We'll pass our tool definitions to the messages API and ask Claude to perform the analysis. Read the docs on implementing tool use if you are not familiar with how tool use works with Claude's API.
import json
import anthropic
from utils.team_expense_api import get_custom_budget, get_expenses, get_team_members
client = anthropic.Anthropic()
# Tool definitions for the team expense API
tools = [
{
"name": "get_team_members",
"description": 'Returns a list of team members for a given department. Each team member includes their ID, name, role, level (junior, mid, senior, staff, principal), and contact information. Use this to get a list of people whose expenses you want to analyze. Available departments are: engineering, sales, and marketing.\n\nRETURN FORMAT: Returns a JSON string containing an ARRAY of team member objects (not wrapped in an outer object). Parse with json.loads() to get a list. Example: [{"id": "ENG001", "name": "Alice", ...}, {"id": "ENG002", ...}]',
"input_schema": {
"type": "object",
"properties": {
"department": {
"type": "string",
"description": "The department name. Case-insensitive.",
}
},
"required": ["department"],
},
"input_examples": [
{"department": "engineering"},
{"department": "sales"},
{"department": "marketing"},
],
},
{
"name": "get_expenses",
"description": "Returns all expense line items for a given employee in a specific quarter. Each expense includes extensive metadata: date, category, description, amount (in USD), currency, status (approved, pending, rejected), receipt URL, approval chain, merchant name and location, payment method, and project codes. An employee may have 20-50+ expense line items per quarter, and each line item contains substantial metadata for audit and compliance purposes. Categories include: 'travel' (flights, trains, rental cars, taxis, parking), 'lodging' (hotels, airbnb), 'meals', 'software', 'equipment', 'conference', 'office', and 'internet'. IMPORTANT: Only expenses with status='approved' should be counted toward budget limits.\n\nRETURN FORMAT: Returns a JSON string containing an ARRAY of expense objects (not wrapped in an outer object with an 'expenses' key). Parse with json.loads() to get a list directly. Example: [{\"expense_id\": \"ENG001_Q3_001\", \"amount\": 1250.50, \"category\": \"travel\", ...}, {...}]",
"input_schema": {
"type": "object",
"properties": {
"employee_id": {
"type": "string",
"description": "The unique employee identifier",
},
"quarter": {
"type": "string",
"description": "Quarter identifier: 'Q1', 'Q2', 'Q3', or 'Q4'",
},
},
"required": ["employee_id", "quarter"],
},
"input_examples": [
{"employee_id": "ENG001", "quarter": "Q3"},
{"employee_id": "SAL002", "quarter": "Q1"},
{"employee_id": "MKT001", "quarter": "Q4"},
],
},
{
"name": "get_custom_budget",
"description": 'Get the custom quarterly travel budget for a specific employee. Most employees have a standard $5,000 quarterly travel budget. However, some employees have custom budget exceptions based on their role requirements. This function checks if a specific employee has a custom budget assigned.\n\nRETURN FORMAT: Returns a JSON string containing a SINGLE OBJECT (not an array). Parse with json.loads() to get a dict. Example: {"user_id": "ENG001", "has_custom_budget": false, "travel_budget": 5000, "reason": "Standard", "currency": "USD"}',
"input_schema": {
"type": "object",
"properties": {
"user_id": {
"type": "string",
"description": "The unique employee identifier",
}
},
"required": ["user_id"],
},
"input_examples": [
{"user_id": "ENG001"},
{"user_id": "SAL002"},
{"user_id": "MKT001"},
],
},
]
tool_functions = {
"get_team_members": get_team_members,
"get_expenses": get_expenses,
"get_custom_budget": get_custom_budget,
}Traditional Tool Calling (Baseline)
In this first example, we'll use traditional tool calling to establish our baseline.

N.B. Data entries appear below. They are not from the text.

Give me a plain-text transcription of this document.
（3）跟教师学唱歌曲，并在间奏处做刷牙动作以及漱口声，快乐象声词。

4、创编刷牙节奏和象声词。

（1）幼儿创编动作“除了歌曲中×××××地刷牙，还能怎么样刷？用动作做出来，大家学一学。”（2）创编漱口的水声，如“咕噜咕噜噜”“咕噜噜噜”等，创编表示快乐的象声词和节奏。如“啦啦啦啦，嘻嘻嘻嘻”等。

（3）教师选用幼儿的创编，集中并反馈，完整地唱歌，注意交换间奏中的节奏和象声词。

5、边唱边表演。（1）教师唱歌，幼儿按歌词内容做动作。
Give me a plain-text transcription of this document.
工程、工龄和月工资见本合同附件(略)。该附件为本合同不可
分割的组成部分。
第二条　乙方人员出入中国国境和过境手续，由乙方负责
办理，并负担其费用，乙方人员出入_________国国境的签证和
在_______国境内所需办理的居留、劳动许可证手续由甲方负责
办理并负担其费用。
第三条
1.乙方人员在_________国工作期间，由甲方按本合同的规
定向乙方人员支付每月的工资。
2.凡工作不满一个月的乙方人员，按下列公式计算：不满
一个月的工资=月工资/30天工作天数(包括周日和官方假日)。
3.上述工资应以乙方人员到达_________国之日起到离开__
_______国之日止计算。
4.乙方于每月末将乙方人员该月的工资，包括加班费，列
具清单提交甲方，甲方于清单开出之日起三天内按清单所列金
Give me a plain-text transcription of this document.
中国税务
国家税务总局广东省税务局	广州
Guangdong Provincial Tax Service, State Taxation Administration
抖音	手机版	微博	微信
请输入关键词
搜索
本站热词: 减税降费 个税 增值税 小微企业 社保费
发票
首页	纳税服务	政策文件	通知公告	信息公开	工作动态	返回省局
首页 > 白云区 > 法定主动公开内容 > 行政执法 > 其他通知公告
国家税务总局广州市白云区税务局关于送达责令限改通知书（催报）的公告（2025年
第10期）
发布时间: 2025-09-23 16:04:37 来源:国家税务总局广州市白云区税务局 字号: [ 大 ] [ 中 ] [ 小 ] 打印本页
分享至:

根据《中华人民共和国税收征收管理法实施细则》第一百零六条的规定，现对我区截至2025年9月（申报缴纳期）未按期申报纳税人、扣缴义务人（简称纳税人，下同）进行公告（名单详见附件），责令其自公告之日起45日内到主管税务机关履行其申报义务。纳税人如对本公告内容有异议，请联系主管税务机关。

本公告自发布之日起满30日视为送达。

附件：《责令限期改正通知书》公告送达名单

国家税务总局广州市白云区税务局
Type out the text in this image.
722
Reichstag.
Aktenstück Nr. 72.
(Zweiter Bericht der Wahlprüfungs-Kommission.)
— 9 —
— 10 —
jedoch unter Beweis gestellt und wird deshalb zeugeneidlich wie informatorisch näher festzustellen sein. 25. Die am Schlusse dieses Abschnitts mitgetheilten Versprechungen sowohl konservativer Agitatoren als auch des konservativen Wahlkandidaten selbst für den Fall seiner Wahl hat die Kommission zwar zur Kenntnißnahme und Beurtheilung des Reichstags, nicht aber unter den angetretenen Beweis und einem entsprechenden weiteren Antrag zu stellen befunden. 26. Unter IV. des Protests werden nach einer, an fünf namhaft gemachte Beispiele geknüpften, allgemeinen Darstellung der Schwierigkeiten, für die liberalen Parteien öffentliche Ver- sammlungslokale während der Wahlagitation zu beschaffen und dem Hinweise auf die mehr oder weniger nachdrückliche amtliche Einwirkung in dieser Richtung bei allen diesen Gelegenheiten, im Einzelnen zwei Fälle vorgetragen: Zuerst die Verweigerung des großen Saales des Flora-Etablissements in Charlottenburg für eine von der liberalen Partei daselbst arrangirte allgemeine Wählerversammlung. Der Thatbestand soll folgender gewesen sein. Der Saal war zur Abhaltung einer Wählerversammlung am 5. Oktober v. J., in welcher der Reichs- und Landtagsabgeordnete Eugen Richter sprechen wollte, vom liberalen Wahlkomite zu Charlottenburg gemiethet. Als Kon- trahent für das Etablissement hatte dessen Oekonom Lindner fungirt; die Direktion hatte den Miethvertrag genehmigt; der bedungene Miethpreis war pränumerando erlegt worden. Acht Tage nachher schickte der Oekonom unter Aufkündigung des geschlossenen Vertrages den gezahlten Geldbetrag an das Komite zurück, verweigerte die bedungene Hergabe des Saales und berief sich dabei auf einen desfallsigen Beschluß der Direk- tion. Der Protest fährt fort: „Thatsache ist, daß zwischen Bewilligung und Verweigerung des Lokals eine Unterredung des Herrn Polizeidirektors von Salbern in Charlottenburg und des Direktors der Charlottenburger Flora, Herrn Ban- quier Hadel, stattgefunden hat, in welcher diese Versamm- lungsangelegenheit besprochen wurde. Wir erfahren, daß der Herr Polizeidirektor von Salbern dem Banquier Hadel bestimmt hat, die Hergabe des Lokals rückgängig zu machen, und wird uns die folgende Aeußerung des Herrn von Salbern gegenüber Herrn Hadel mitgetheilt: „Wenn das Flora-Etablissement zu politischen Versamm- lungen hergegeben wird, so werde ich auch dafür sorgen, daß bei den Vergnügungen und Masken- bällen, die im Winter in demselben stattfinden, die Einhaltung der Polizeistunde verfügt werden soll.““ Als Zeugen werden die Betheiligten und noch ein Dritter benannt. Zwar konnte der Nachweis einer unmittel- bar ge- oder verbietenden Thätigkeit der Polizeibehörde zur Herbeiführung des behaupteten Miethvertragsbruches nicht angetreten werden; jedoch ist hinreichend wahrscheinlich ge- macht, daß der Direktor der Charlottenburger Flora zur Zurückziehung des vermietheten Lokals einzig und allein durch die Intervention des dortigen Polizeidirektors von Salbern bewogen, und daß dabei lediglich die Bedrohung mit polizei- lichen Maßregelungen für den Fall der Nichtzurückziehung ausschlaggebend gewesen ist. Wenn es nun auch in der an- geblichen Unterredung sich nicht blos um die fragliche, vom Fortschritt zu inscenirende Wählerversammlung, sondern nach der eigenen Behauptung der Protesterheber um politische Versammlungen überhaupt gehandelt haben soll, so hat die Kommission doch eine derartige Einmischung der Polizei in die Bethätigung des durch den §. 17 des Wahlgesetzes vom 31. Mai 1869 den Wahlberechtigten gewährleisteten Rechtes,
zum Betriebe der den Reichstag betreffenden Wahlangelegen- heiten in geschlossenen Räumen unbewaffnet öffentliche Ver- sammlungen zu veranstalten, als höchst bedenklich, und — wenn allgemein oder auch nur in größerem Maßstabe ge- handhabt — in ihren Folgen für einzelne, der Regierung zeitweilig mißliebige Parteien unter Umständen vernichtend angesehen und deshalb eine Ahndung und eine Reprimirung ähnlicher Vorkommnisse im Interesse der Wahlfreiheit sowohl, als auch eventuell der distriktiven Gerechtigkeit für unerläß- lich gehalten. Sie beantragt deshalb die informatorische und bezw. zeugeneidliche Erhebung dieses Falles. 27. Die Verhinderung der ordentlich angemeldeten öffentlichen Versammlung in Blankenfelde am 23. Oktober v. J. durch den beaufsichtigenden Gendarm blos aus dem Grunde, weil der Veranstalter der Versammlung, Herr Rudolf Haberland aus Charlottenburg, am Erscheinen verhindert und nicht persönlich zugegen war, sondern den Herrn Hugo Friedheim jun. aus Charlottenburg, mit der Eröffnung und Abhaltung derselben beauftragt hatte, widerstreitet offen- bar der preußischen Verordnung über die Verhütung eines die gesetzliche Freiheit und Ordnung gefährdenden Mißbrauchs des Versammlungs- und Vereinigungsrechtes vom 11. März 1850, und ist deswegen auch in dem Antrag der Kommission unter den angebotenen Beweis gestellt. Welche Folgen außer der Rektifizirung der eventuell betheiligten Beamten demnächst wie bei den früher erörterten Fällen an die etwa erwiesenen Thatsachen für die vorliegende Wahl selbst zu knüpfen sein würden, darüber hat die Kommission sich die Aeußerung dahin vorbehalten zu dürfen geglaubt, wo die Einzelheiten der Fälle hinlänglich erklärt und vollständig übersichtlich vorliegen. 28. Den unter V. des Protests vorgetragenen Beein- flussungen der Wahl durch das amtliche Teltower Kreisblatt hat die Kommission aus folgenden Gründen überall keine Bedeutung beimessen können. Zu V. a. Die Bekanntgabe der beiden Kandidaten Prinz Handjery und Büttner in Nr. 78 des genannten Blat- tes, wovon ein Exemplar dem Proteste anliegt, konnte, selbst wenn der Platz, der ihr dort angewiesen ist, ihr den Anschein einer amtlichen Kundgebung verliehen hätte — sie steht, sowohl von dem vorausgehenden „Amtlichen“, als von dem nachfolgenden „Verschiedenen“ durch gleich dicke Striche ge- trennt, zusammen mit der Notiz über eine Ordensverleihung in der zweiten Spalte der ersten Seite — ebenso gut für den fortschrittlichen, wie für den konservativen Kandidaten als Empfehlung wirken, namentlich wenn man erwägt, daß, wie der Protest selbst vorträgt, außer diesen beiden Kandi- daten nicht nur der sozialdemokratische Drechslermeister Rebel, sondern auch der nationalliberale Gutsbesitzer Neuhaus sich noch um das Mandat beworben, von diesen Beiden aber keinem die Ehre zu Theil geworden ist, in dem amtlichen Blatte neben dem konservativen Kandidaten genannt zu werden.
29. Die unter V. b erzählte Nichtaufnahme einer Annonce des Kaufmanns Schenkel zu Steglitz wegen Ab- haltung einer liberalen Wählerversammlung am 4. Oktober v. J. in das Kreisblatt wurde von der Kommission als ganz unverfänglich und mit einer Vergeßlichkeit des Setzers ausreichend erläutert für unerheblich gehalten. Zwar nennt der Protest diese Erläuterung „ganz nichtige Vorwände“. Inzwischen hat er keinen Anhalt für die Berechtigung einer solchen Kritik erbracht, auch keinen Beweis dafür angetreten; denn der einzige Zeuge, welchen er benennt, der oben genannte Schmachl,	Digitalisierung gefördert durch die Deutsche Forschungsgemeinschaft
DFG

We'll call the messages.create API with our initial query. When the model stops with a tool_use reason, we will execute the tool as requested, and then add the output from the tool to the messages and call the model again.
import time
from anthropic.types import TextBlock, ToolUseBlock
from anthropic.types.beta import (
BetaMessageParam as MessageParam,
)
from anthropic.types.beta import (
BetaTextBlock,
BetaToolUseBlock,
)
messages: list[MessageParam] = []
def run_agent_without_ptc(user_message):
"""Run agent using traditional tool calling"""
messages.append({"role": "user", "content": user_message})
total_tokens = 0
start_time = time.time()
api_counter = 0
while True:
response = client.beta.messages.create(
model=MODEL,
max_tokens=4000,
tools=tools,
messages=messages,
betas=["advanced-tool-use-2025-11-20"],
)
api_counter += 1
# Track token usage
total_tokens += response.usage.input_tokens + response.usage.output_tokens
viz.capture(response)
if response.stop_reason == "end_turn":
# Extract the first text block from the response
final_response = next(
(
block.text
for block in response.content
if isinstance(block, (BetaTextBlock, TextBlock))
),
None,
)
elapsed_time = time.time() - start_time
return final_response, messages, total_tokens, elapsed_time, api_counter
# Process tool calls
if response.stop_reason == "tool_use":
# First, add the assistant's response to messages
messages.append({"role": "assistant", "content": response.content})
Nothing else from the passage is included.